Northern Ireland's Deputy First Minister Martin McGuinness has said the invitation to him from Queen Elizabeth to visit her home clearly sends a very powerful message.

He told RTÉ’s Six One that it showed that the Queen out of all the elements of Britishness even in the North of Ireland, whether Unionist political parties or organisations such as the Orange Order, was ahead of everyone else and that everyone else needed to catch up.

Mr McGuinness said the reconciliation phase of the peace process has taken a very powerful step forward as a result of this week’s events.

He said the overwhelming majority of the people of Ireland will be overjoyed at the way the President of Ireland has been received in Britain in the course of what has been an incredible week.
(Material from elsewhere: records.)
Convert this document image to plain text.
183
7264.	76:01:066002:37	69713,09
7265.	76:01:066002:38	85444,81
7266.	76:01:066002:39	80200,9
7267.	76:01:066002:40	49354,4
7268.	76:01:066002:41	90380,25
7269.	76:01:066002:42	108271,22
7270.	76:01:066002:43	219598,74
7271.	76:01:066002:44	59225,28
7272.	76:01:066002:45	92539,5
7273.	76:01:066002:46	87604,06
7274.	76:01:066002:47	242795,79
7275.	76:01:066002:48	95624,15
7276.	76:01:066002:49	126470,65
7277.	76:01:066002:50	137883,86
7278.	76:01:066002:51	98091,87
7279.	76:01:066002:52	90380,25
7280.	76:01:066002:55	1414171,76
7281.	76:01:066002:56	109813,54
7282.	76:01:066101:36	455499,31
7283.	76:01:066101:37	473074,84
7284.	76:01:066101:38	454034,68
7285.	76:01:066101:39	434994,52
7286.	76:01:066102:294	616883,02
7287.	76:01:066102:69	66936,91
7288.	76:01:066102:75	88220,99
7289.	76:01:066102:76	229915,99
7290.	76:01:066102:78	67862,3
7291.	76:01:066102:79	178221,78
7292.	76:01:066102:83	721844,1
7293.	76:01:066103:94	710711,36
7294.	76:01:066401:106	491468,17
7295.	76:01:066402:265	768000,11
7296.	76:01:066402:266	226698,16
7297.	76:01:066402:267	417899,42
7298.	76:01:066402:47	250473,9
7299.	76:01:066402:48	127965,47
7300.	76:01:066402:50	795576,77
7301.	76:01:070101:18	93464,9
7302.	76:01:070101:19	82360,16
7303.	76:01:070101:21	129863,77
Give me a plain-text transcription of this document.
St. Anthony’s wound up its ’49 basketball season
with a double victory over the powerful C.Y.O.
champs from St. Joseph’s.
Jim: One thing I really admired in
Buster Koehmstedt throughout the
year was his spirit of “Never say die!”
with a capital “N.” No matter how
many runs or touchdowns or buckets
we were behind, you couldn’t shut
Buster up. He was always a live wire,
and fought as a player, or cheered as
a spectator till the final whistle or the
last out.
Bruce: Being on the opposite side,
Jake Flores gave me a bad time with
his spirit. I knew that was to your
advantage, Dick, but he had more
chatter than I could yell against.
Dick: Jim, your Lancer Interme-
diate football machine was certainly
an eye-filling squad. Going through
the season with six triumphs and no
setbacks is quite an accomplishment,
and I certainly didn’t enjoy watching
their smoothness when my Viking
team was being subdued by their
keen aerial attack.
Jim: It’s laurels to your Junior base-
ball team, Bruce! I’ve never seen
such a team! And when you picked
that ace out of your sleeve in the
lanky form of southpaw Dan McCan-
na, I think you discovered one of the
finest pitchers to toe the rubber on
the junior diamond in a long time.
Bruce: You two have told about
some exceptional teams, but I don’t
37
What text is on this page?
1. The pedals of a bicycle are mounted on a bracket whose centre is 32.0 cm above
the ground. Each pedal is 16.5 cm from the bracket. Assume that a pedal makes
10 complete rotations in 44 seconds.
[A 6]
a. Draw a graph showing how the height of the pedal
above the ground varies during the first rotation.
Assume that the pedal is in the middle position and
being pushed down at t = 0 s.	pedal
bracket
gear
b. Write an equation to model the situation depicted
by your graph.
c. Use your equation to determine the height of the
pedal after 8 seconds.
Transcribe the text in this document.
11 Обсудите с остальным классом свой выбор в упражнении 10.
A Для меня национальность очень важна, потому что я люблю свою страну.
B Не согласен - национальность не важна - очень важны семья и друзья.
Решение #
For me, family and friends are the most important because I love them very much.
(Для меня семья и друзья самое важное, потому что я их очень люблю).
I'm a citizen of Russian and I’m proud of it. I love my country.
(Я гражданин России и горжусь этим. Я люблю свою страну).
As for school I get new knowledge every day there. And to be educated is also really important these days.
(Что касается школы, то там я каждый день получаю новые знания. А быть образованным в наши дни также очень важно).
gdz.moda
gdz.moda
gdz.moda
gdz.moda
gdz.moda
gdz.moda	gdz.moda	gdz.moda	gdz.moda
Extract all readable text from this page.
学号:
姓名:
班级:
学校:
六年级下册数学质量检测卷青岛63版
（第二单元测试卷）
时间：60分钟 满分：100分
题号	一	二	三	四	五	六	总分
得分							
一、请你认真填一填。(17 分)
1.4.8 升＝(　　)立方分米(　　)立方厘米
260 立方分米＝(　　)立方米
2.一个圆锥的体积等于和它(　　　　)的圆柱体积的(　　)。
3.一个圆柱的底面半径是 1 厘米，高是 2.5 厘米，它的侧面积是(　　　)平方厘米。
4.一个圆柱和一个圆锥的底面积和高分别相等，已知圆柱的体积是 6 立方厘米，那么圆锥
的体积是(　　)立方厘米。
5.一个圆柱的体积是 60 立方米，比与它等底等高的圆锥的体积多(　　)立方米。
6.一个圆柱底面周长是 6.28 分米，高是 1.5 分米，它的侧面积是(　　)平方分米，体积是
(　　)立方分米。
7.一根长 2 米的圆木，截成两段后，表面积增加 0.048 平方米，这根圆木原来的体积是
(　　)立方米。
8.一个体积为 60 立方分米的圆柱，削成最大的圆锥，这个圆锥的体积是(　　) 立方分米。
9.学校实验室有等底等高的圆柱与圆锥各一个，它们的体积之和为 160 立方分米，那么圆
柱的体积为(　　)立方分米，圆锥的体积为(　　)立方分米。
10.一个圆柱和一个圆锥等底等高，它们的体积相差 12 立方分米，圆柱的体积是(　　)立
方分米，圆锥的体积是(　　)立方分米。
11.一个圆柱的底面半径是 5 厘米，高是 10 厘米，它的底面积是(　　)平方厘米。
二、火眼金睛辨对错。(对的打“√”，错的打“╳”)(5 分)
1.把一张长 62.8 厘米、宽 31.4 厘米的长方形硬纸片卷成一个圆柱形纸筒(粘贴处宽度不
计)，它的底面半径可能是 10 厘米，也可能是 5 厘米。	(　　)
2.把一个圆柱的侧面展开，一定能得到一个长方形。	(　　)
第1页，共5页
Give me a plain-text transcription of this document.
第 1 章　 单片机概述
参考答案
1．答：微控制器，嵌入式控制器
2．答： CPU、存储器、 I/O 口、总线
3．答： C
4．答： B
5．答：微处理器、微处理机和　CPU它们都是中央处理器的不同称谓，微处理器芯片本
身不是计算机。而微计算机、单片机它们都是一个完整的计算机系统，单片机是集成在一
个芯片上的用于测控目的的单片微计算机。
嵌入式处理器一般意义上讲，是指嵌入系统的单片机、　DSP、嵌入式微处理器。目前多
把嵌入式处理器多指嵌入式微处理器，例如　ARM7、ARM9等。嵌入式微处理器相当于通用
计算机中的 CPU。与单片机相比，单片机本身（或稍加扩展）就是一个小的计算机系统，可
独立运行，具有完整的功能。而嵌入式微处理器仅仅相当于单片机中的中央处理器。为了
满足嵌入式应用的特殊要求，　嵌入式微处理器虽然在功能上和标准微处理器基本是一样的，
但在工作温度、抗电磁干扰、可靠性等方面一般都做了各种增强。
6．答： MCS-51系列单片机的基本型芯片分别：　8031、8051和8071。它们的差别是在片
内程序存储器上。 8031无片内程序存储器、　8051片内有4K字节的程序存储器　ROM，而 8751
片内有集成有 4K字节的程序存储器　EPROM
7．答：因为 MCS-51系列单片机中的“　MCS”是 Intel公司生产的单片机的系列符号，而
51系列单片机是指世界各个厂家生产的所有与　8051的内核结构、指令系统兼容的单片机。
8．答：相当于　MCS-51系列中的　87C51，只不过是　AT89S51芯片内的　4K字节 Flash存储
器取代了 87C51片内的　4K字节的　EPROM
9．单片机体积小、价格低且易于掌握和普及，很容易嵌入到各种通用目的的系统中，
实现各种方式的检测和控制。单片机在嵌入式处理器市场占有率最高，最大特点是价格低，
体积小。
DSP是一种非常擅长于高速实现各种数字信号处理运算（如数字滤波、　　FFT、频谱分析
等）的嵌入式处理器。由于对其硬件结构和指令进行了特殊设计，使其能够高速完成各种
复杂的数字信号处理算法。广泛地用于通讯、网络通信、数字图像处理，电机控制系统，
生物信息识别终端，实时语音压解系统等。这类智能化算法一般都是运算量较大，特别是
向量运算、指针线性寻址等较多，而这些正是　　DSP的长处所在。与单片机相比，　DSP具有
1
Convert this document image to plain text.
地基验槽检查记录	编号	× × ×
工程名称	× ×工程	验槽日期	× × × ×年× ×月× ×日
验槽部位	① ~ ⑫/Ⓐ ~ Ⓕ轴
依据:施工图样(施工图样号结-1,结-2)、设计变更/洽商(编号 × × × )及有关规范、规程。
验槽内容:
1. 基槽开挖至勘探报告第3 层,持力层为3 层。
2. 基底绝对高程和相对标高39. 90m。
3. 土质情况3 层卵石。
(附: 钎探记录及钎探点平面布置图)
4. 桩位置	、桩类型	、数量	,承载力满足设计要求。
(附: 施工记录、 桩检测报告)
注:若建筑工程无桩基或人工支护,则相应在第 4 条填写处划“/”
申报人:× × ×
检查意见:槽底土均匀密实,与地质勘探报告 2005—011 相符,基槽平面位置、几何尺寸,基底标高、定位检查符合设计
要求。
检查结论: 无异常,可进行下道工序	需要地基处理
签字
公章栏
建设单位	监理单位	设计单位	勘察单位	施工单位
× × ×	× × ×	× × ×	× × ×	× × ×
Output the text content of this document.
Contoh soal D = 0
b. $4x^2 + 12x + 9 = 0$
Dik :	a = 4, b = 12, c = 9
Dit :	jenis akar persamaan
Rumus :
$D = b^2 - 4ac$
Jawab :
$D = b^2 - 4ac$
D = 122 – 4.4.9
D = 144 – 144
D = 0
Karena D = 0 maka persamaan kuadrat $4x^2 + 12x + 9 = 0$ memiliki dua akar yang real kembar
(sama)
Mr McGuinness said this week will be noted for important acts of generosity, peacemaking and reconciliation and that this will be welcomed not only by all of the people of Ireland but also by the people of Britain.

He said it was quite clear as a result of the Queen's visit to Dublin and the handshake between them 18 months ago that we were dealing with a woman who wanted to do these things for herself and not because she was being told by any government, but because it was something that she wanted to do.

He said he had discussed these things in conversations with the Queen.

He said that at the time of Queen Elizabeth's Dublin visit Sinn Féin had decided that it was not ready for such a visit at that time.

Mr McGuinness said he had worked very hard prior to Christmas in trying to reach agreement with Richard Hass.

He said the two Unionist parties had not come on board and that the difficulty was the issue of dealing with the past and how to put in place a menu of options that would meet the needs of victims.

The Deputy First Minister said that the collective hurt that is in all our communities needed to be dealt with and that there was a very real danger that each community would only concentrate on its own victims.

Mr McGuinness said that there is a need to cross lines and to talk about all victims.